Daniel Mayer maveric149 at yahoo.com
Fri Oct 6 02:59:40 UTC 2006


--- Jimmy Wales <jwales at wikia.com> wrote:
> Lars Aronsson wrote:
> > Not in all that detail, no.  But that would be judged by the 
> > encyclopedic qualities of the text, not by the commercial motives 
> > behind it.  There certainly are notable hotels that deserve 
> > articles of their own, even if it's almost always a good idea to 
> > avoid writing about yourself.  What I wrote is that commercial 
> > companies are free to pay someone to write *good* articles for 
> > Wikipedia.  And prices and phone numbers are not part of any good 
> > article that I can think of.
> 
> No, actually, they are not free to do that, and I consider it deeply 
> unethical if they do.  

Sorry Jimmy, but yeah they are so long as what is contributed follows our content policies (NPOV
being the most important). Remember NPOV? It was developed as a social mechanism to allow
reasonable people of different POVs to work together. Getting paid to edit does not necessarily
mean a person can't be NPOV or follow our policies. 
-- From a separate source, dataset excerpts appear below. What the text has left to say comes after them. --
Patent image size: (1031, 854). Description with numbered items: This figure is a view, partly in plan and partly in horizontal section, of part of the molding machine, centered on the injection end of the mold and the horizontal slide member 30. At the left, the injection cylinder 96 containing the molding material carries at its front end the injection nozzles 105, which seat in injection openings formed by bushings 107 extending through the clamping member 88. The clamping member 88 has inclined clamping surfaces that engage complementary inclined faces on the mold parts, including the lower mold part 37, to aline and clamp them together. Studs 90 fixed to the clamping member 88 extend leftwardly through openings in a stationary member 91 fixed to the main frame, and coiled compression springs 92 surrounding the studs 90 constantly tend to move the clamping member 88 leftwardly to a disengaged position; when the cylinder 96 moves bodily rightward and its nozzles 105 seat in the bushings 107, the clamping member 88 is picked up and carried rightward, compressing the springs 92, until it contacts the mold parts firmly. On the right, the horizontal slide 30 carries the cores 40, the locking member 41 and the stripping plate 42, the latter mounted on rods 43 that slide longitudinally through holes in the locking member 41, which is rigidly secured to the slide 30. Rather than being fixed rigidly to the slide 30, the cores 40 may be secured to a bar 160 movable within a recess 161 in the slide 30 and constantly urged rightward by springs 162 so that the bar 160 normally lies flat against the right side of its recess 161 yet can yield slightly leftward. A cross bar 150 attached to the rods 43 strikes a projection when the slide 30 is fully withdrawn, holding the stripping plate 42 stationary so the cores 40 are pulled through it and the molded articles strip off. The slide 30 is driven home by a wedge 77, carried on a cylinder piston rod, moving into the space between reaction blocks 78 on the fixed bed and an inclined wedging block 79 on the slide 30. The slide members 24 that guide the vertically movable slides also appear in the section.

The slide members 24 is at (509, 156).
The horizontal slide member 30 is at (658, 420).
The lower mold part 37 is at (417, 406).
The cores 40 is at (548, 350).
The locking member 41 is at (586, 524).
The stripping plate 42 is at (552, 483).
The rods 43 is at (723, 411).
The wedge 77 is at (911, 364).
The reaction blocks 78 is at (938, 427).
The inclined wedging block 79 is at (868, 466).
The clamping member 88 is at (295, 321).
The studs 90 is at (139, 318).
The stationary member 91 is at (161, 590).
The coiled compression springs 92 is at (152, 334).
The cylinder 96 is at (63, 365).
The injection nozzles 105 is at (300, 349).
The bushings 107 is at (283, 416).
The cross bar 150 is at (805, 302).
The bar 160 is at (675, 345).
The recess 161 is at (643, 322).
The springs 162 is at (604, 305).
That said, it does at least have the appearance of impropriety when a person is editing an article
about their employer or a client. That should be frowned on for sure. But banned? Even if it were
possible to do that I think it would be bad in that it tends to give-up on the concept of NPOV as
a social construct. 

We should *certainly* NOT at all try to create a culture where users start to which hunt for
people who get paid to edit. A great many organizations could help us attain our goals by hiring
people to add content in areas where we are now weak. Heck, I think the foundation should do that
for some smaller languages and even in certain areas in larger languages where our coverage
currently sucks. All editors need do is follow our content and social policies. That is it.   

> They are free to pay someone to write whatever 
> they like, and put it on their own website, and release it under the GNU 
> FDL.  They are not free to edit Wikipedia for pay.

I'm sorry, but that stance is not at all something that will help us attain our goals. 

We should embrace good content at face value and not question the motives for its creation.
Questioning people's motives is placing ideology over substance.